Lance Taylor and Ozlem Omer have just published an important new book, Macroeconomic Inequality from Reagan to Trump (Cambridge University Press). A non-technical summary can be found on the website of the Institute for New Economic Thinking.
Their core argument, based upon a close analysis of the United States macroeconomic data, is that rising economic inequality is the root cause of persistently low rates of investment and growth, the phenomenon known as secular stagnation. Extreme inequality also explains why the economy has stagnated despite a decade and more of very low interest rates which might otherwise have been expected to spur private and public investment, and thus higher productivity and more robust growth.

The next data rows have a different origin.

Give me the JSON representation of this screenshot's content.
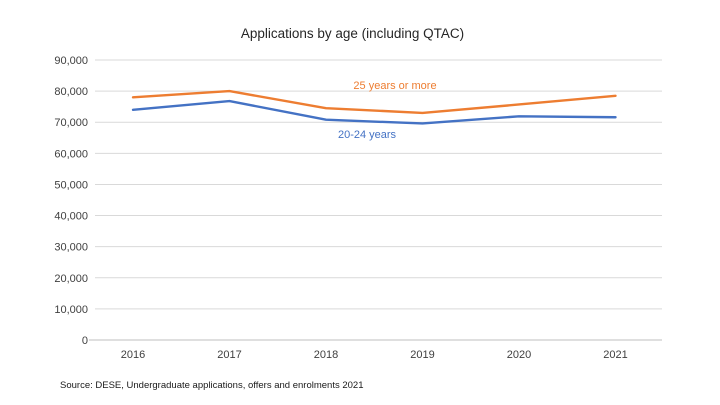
{
  "title": "Applications by age (including QTAC)",
  "source_note": "Source: DESE, Undergraduate applications, offers and enrolments 2021",
  "colors": {
    "orange_series": "#ED7D31",
    "blue_series": "#4472C4",
    "gridline": "#D9D9D9",
    "axis_line": "#BFBFBF",
    "tick_text": "#404040",
    "title_text": "#262626",
    "background": "#FFFFFF"
  },
  "chart_data": {
    "type": "line",
    "title": "Applications by age (including QTAC)",
    "categories": [
      "2016",
      "2017",
      "2018",
      "2019",
      "2020",
      "2021"
    ],
    "series": [
      {
        "name": "25 years or more",
        "color": "#ED7D31",
        "values": [
          78000,
          80000,
          74500,
          73000,
          75700,
          78500
        ]
      },
      {
        "name": "20-24 years",
        "color": "#4472C4",
        "values": [
          74000,
          76800,
          70800,
          69600,
          71900,
          71600
        ]
      }
    ],
    "ylim": [
      0,
      90000
    ],
    "ytick_step": 10000,
    "ytick_labels": [
      "0",
      "10,000",
      "20,000",
      "30,000",
      "40,000",
      "50,000",
      "60,000",
      "70,000",
      "80,000",
      "90,000"
    ],
    "grid": true,
    "legend_position": "inline-annotations",
    "annotations": [
      {
        "text": "25 years or more",
        "color": "#ED7D31",
        "x": 395,
        "y": 86
      },
      {
        "text": "20-24 years",
        "color": "#4472C4",
        "x": 367,
        "y": 135
      }
    ]
  }
}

Taylor and Omer argue that the period since about 1980 has been one of persistent wage repression, the result of steadily falling union bargaining power and political influence over issues such as labour rights, the minimum wage and unemployment insurance benefits. Downward pressure on wages has meant that real inflation adjusted wages have risen little for the bottom 90%, and by less than the rate of growth of productivity.
“Wage repression over decades is the basic cause of distributional malaise.”Taylor and Omer (2020), Macroeconomic Inequality from Regan to Trump.
The shift of national income away from wages and the corresponding rise of the profit share which is distributed to the owners of capital accounts for the large increase in the proportion of household income “earned” by the top 1%.
Taylor and Omer calculate that the share of capital in US national income has risen by eight percentage points of GDP since 1970. While the share of labour has correspondingly fallen. This has contributed massively to the rise of the income share of the top 1%, who have household incomes now averaging over $3 million per year and receive the majority of income from capital.
Indeed, 80% of the income of the top 1% of households comes from profits in the forms of interest. Dividends, capital gains, and proprietor’s income. While the rising capital share is the key driver of inequality, the share of wage and salary income going to the top 1% has also risen, mainly reflecting the cashing in of stock options and bonuses by top corporate executives which are counted as wages in the national accounts.
The authors argue that it would take decades of real wage growth in excess of productivity to reverse the sharp rise in the income share of the top 1% — who now get about 20% of all US household income, and own close to 50% of all wealth. Such a fundamental shift would be helped by levying much more progressive taxes on capital income and on wealth
The major macro-economic implication of rising income and wealth inequality is that there has been an increasing tendency for income to be saved rather than invested or spent. The top 1% save about 50% of their rising incomes, vastly more than the bottom 90%, so the rise in their share boosts the overall savings rate. Savings accumulate due to the lack of demand for loans on the part of business, despite ultra low interest rates.
A related problem is that business investment is low due to cheaper capital inputs to production in a post industrial economy which does not make very large material investments in new plant, machinery and equipment, as opposed to in intangibles such as intellectual property and big data.
The argument that extreme economic inequality is a major cause of economic stagnation is not new, but Taylor and Omer connect the dots in the data to confirm the diagnosis. Their analysis suggests that capital has become far too strong to sustain a robust economy and that an increase in labour bargaining power should be welcomed rather than resisted.